Recently, I just found float3 was as fast as float4. It looks weird based on my understanding. For the ptx file, float3 will use st.global.f32 or ld.global.f32, while st.global.v4.u32 or ld.global.v4.u32 for float4. Attached is my test cu file, which was compiled on rtx 3060 with nvcc 11.5.
The output :
Elapsed time for float3: 11.52 ms
Elapsed time for float4: 11.52 ms
Directly loading and storing float3 from global memory is not ideal.
I would let the 32 threads of each warp cooperate:
Load the first, second and third 32 floats normally as float array, not float3 array (thread 0 loads first float - effectively [0].x, thread 1 loads second float [0].y, …)
Store them into a shared memory array of size 96.
Then read back as float3 type or the three components separately (should give the same code). You can do it with union or with reinterpret_cast (which actually is UB, but typically works in Cuda).
Alternatively store your float3 as 3 separate arrays for x, y, z.
Yes, that was my thought as well. But my test result shows that float3 is as fast as float4. Please checkout my test code. Not sure if there is something wrong with it.

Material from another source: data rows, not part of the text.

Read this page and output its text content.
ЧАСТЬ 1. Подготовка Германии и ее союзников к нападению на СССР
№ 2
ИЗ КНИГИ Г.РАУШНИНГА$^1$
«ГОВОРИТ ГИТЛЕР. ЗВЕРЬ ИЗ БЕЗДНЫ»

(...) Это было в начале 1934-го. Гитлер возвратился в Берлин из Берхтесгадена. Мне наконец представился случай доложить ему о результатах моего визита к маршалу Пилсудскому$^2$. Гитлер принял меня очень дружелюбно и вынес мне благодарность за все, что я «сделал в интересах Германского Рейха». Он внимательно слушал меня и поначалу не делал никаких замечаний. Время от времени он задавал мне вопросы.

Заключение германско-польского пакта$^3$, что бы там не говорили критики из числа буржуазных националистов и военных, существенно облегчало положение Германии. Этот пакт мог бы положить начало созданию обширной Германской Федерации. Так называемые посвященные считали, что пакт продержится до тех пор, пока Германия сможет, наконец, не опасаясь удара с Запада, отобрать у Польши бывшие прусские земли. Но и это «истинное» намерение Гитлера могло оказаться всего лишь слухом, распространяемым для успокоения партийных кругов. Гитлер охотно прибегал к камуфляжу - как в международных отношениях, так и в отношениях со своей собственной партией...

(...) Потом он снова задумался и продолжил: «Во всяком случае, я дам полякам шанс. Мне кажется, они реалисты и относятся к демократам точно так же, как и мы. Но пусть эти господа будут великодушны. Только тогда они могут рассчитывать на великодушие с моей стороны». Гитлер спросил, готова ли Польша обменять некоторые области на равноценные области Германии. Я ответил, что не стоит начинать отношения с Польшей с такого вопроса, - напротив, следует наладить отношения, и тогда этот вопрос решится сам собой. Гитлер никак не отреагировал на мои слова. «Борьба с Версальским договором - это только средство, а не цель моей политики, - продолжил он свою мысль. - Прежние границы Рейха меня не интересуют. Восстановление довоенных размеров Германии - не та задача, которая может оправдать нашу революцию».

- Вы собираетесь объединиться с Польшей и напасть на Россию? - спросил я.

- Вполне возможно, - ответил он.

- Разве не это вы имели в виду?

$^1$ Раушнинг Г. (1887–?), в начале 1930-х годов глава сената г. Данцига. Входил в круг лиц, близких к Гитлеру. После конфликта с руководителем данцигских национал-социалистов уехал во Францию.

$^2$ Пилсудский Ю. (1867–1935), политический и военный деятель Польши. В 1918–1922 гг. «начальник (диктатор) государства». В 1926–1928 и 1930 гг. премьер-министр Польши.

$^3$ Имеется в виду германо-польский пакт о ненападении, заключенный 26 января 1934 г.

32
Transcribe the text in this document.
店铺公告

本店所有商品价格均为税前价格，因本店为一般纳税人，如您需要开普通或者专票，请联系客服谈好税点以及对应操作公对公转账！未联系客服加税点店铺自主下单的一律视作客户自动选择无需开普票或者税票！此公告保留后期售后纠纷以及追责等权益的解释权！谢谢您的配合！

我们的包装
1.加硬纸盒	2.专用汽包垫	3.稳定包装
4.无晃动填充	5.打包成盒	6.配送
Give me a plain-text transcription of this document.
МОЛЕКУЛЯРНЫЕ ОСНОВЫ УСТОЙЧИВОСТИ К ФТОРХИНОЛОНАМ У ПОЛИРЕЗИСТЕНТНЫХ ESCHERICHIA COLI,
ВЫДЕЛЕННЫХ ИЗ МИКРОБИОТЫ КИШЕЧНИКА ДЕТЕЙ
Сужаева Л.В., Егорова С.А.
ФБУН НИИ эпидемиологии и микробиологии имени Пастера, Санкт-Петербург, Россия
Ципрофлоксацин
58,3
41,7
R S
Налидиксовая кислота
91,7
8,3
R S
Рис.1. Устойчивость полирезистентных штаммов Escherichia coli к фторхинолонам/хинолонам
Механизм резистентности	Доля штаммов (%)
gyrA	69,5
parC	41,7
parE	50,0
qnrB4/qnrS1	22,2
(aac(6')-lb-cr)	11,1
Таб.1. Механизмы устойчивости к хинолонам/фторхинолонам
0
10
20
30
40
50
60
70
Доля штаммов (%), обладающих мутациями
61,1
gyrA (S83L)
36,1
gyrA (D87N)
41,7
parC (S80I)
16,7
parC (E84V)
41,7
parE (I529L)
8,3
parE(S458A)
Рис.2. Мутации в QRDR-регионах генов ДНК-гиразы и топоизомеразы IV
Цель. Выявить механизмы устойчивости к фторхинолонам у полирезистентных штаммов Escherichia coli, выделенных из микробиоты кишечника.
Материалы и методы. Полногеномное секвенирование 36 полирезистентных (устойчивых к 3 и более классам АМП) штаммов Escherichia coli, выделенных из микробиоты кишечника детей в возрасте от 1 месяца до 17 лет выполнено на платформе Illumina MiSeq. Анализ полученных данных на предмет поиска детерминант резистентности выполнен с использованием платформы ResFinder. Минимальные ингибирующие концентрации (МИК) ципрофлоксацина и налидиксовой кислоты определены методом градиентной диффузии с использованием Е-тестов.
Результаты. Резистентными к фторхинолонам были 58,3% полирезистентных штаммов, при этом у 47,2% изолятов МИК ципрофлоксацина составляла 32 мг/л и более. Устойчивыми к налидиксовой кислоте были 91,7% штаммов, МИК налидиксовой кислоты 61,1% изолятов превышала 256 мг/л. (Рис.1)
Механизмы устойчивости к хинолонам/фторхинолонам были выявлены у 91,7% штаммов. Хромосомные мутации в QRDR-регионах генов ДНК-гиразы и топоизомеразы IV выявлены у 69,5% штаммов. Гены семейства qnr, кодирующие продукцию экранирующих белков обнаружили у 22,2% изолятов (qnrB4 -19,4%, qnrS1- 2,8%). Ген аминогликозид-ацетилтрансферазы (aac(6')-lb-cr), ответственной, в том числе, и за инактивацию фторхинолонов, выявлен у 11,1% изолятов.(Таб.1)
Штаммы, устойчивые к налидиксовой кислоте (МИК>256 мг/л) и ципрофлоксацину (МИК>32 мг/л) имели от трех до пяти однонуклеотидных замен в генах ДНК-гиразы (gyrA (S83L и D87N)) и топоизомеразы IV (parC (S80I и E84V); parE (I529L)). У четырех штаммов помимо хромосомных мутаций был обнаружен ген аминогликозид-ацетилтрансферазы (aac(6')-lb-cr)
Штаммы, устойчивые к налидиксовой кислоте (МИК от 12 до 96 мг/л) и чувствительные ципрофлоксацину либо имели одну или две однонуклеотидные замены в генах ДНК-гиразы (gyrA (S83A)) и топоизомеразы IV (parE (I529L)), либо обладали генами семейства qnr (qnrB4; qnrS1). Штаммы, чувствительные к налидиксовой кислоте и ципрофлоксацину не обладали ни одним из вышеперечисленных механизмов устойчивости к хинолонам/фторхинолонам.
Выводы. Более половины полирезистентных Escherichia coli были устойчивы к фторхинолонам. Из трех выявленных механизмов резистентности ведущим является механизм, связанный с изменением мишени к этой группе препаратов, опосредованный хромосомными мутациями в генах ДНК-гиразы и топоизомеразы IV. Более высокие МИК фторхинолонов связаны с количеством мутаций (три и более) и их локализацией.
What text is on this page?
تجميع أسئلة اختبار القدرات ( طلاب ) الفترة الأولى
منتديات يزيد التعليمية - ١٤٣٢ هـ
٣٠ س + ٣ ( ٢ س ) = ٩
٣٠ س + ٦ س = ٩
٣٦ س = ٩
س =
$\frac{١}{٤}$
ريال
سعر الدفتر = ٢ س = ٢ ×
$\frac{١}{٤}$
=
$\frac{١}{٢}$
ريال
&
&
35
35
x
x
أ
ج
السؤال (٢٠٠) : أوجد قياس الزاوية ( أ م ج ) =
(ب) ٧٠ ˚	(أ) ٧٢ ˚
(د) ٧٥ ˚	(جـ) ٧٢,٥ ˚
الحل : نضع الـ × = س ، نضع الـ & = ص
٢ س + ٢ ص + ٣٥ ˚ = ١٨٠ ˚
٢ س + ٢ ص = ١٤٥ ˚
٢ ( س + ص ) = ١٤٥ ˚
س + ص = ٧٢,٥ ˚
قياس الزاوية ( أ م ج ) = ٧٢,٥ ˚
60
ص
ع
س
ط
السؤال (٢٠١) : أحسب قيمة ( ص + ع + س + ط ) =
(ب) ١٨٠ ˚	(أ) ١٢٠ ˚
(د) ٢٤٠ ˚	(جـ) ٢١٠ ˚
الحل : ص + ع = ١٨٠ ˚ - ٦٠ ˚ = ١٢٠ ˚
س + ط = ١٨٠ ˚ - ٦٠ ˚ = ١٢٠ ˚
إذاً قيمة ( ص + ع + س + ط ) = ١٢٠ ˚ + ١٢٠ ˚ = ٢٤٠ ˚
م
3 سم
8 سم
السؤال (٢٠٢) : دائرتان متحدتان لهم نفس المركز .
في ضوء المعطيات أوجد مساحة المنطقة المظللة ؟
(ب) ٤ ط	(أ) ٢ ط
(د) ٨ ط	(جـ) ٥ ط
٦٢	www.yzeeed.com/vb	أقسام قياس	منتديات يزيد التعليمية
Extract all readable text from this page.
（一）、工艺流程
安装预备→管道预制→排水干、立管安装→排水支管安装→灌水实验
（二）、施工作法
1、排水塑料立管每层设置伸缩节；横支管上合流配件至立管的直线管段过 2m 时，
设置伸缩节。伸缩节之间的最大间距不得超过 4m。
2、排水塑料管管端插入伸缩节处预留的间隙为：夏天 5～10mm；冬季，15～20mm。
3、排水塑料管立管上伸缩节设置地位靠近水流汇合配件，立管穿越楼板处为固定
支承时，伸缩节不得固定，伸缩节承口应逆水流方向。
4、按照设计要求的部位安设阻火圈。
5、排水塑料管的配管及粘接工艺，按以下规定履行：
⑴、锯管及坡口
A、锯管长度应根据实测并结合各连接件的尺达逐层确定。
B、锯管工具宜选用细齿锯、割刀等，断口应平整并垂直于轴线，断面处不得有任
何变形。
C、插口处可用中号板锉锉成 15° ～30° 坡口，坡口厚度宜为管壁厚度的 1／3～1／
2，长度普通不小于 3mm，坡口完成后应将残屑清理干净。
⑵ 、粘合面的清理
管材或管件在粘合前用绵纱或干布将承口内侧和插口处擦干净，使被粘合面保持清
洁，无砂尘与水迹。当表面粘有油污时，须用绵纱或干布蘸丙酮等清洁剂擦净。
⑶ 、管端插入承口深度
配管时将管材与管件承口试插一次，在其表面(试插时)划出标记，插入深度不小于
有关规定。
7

In your test code you directly load and store float3. As you say those accesses will be split into 3 and the memory accesses are not coalesced anymore.
In my previous post, I have written, how you can access float3 in a coalesced manner.
The provided way should be fine, but there is an advanced way, which saves shared memory bandwidth (which should not be an issue in your case):
Pairs of threads cooperate to load 3 neighbouring 32 byte blocks with float4 accesses, which gives 8x float3 and then shuffle between them that each has 4x float3 at the end. The needed shuffle performance is less than the shared memory bandwidth from the first method.
You’re loading the same amount of data, and the problem is memory bound. Furthermore, although the load pattern for float3 may appear to be “not as efficient” as the load pattern for float4, the memory controller (and caches) are evidently “fixing” the problem. There is considerable temporal locality in the requests - the LD instructions are quite close to each other. Therefore the memory controller can spot this and not issue duplicate loads. So the memory bus utilization is likely to be very similar in both cases. And when it comes to distribution of the data after it returns on the memory bus, the caches will help there.
The data doesn’t support any other conclusion, in my view.
The screenshots show 66% L1 cache utilization in the float3 case and 0% in the float4 case, and the memory pipes are 3x as busy for float3, which is not a problem yet for your kernel, as L1 and L2 hit rate are still quite low, so with slow global memory, you cannot process more memory operations anyway.
Just seeing you are using more elements in the float3 case: 4 * N instead of 3 * N. So the same overall amount of data is loaded and stored in both cases.